Common Misconceptions

• Myth: The brain uses 10% of its capacity — Fact: This myth has been debunked, with the brain using almost all of its neurons and synapses, even when at rest (Raichle, 2006).
• Myth: Humans only have five senses — Fact: Humans have at least nine senses, including balance, proprioception, and nociception (Sherrington, 1906).
• Myth: The nervous system is fully formed at birth — Fact: The nervous system continues to develop and mature throughout childhood and adolescence, with significant changes in brain structure and function occurring during this time (Giedd, 1999).
• Myth: Nervous system function declines with age — Fact: While some decline in nervous system function is inevitable, many older adults remain cognitively and physically active, with lifestyle factors such as exercise and social engagement contributing to healthy aging (Colcombe, 2006).

In Practice

The nervous system plays a critical role in many real-world scenarios, such as the development of prosthetic limbs.

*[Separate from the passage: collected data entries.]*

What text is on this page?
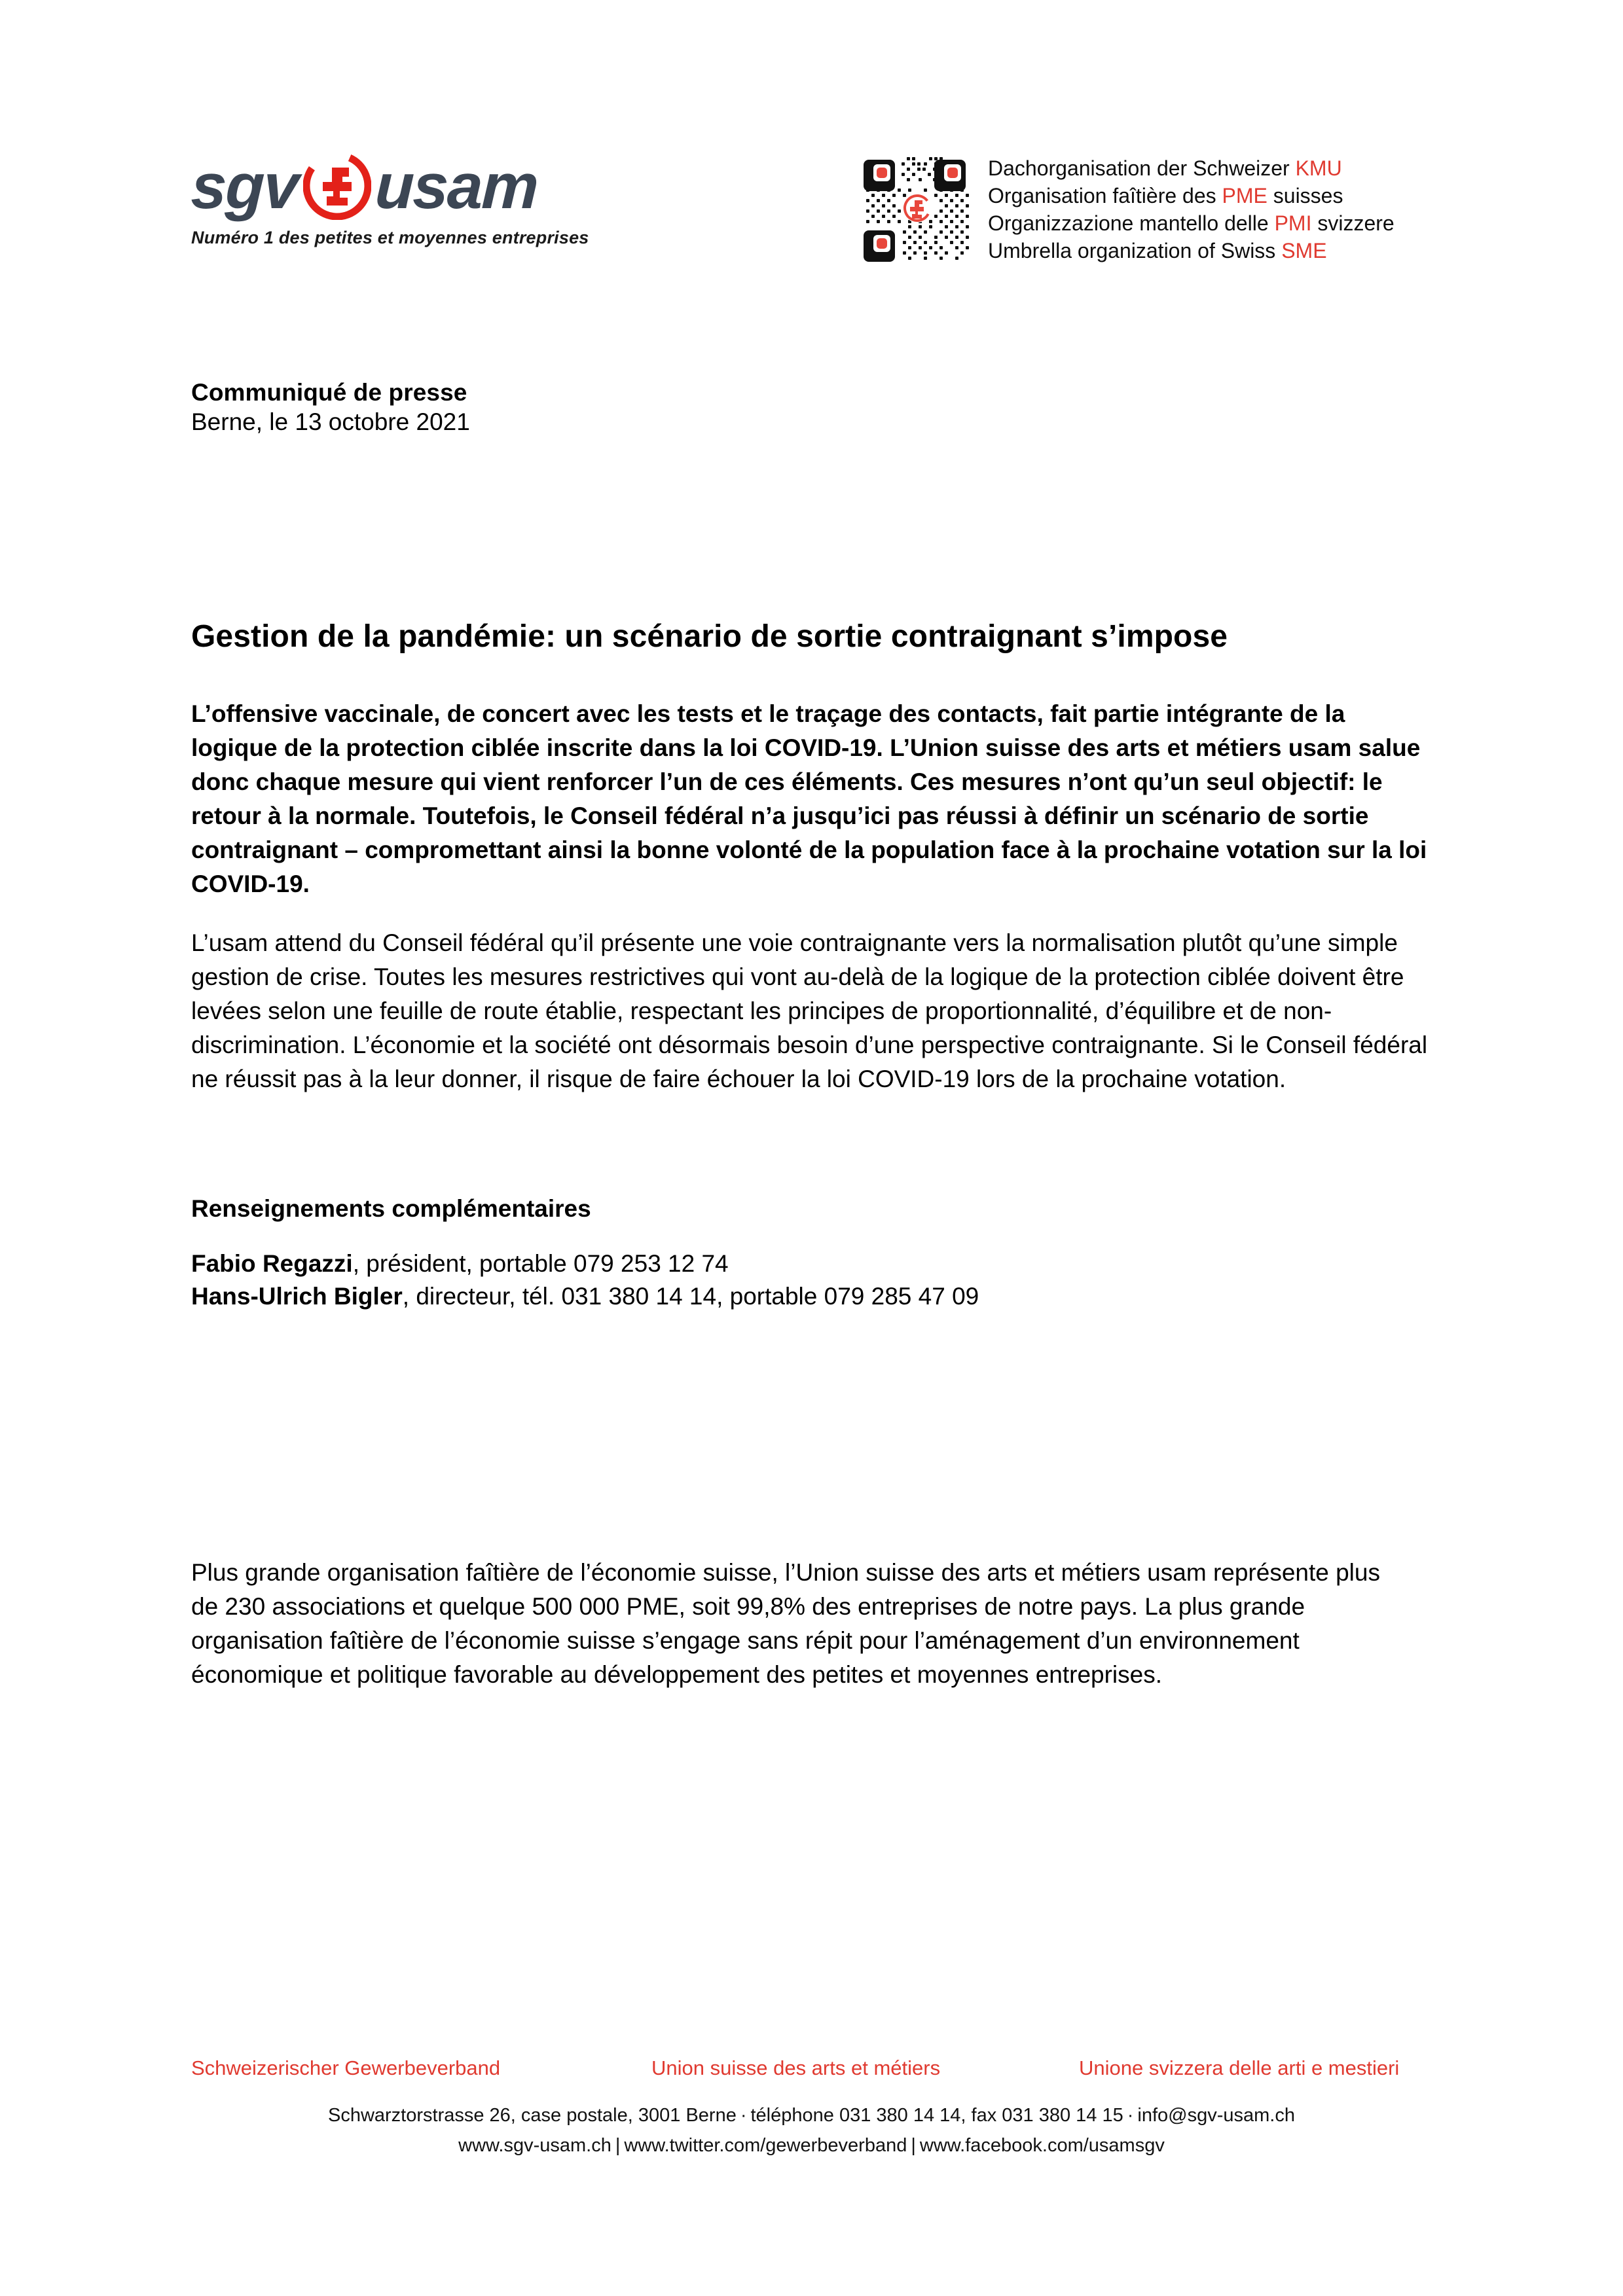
sgv usam
Numéro 1 des petites et moyennes entreprises
Dachorganisation der Schweizer KMU
Organisation faîtière des PME suisses
Organizzazione mantello delle PMI svizzere
Umbrella organization of Swiss SME
Communiqué de presse
Berne, le 13 octobre 2021
Gestion de la pandémie: un scénario de sortie contraignant s’impose

L’offensive vaccinale, de concert avec les tests et le traçage des contacts, fait partie intégrante de la logique de la protection ciblée inscrite dans la loi COVID-19. L’Union suisse des arts et métiers usam salue donc chaque mesure qui vient renforcer l’un de ces éléments. Ces mesures n’ont qu’un seul objectif: le retour à la normale. Toutefois, le Conseil fédéral n’a jusqu’ici pas réussi à définir un scénario de sortie contraignant – compromettant ainsi la bonne volonté de la population face à la prochaine votation sur la loi COVID-19.

L’usam attend du Conseil fédéral qu’il présente une voie contraignante vers la normalisation plutôt qu’une simple gestion de crise. Toutes les mesures restrictives qui vont au-delà de la logique de la protection ciblée doivent être levées selon une feuille de route établie, respectant les principes de proportionnalité, d’équilibre et de non-discrimination. L’économie et la société ont désormais besoin d’une perspective contraignante. Si le Conseil fédéral ne réussit pas à la leur donner, il risque de faire échouer la loi COVID-19 lors de la prochaine votation.

Renseignements complémentaires
Fabio Regazzi, président, portable 079 253 12 74
Hans-Ulrich Bigler, directeur, tél. 031 380 14 14, portable 079 285 47 09

Plus grande organisation faîtière de l’économie suisse, l’Union suisse des arts et métiers usam représente plus de 230 associations et quelque 500 000 PME, soit 99,8% des entreprises de notre pays. La plus grande organisation faîtière de l’économie suisse s’engage sans répit pour l’aménagement d’un environnement économique et politique favorable au développement des petites et moyennes entreprises.

Schweizerischer Gewerbeverband	Union suisse des arts et métiers	Unione svizzera delle arti e mestieri
Schwarztorstrasse 26, case postale, 3001 Berne · téléphone 031 380 14 14, fax 031 380 14 15 · info@sgv-usam.ch
www.sgv-usam.ch | www.twitter.com/gewerbeverband | www.facebook.com/usamsgv
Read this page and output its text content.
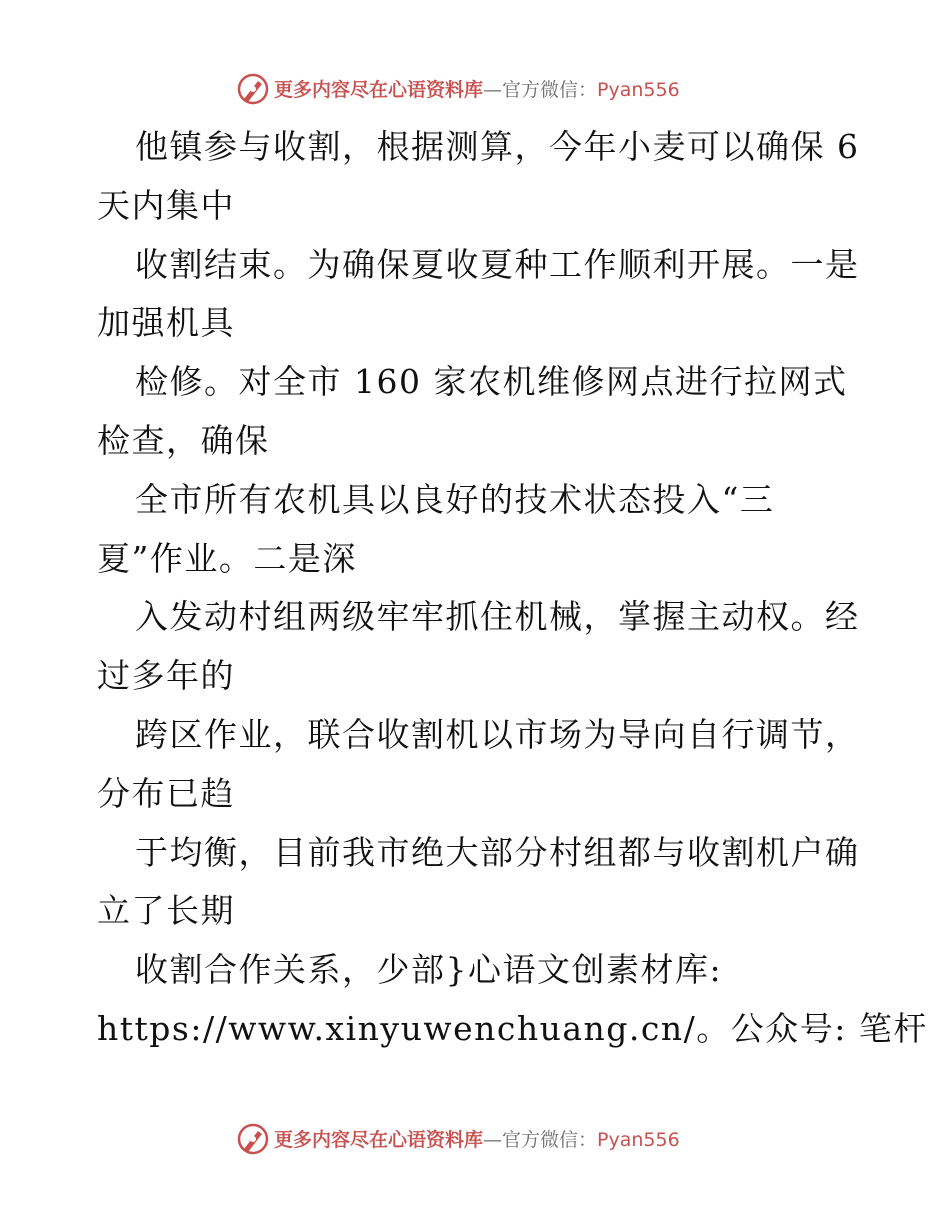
更多内容尽在心语资料库—官方微信：Pyan556
他镇参与收割，根据测算，今年小麦可以确保 6
天内集中
收割结束。为确保夏收夏种工作顺利开展。一是
加强机具
检修。对全市 160 家农机维修网点进行拉网式
检查，确保
全市所有农机具以良好的技术状态投入“三
夏”作业。二是深
入发动村组两级牢牢抓住机械，掌握主动权。经
过多年的
跨区作业，联合收割机以市场为导向自行调节，
分布已趋
于均衡，目前我市绝大部分村组都与收割机户确
立了长期
收割合作关系，少部}心语文创素材库:
https://www.xinyuwenchuang.cn/。公众号: 笔杆
更多内容尽在心语资料库—官方微信：Pyan556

For example, the Luke Arm, a prosthetic limb developed by the Defense Advanced Research Projects Agency (DARPA), uses electrodes to detect signals from the nervous system, allowing users to control the limb with precision and accuracy. This technology has the potential to revolutionize the field of prosthetics, with approximately 1.6 million Americans living with amputations (Ziegler-Graham, 2008). The development of such technologies relies on a deep understanding of the nervous system and its many complex components.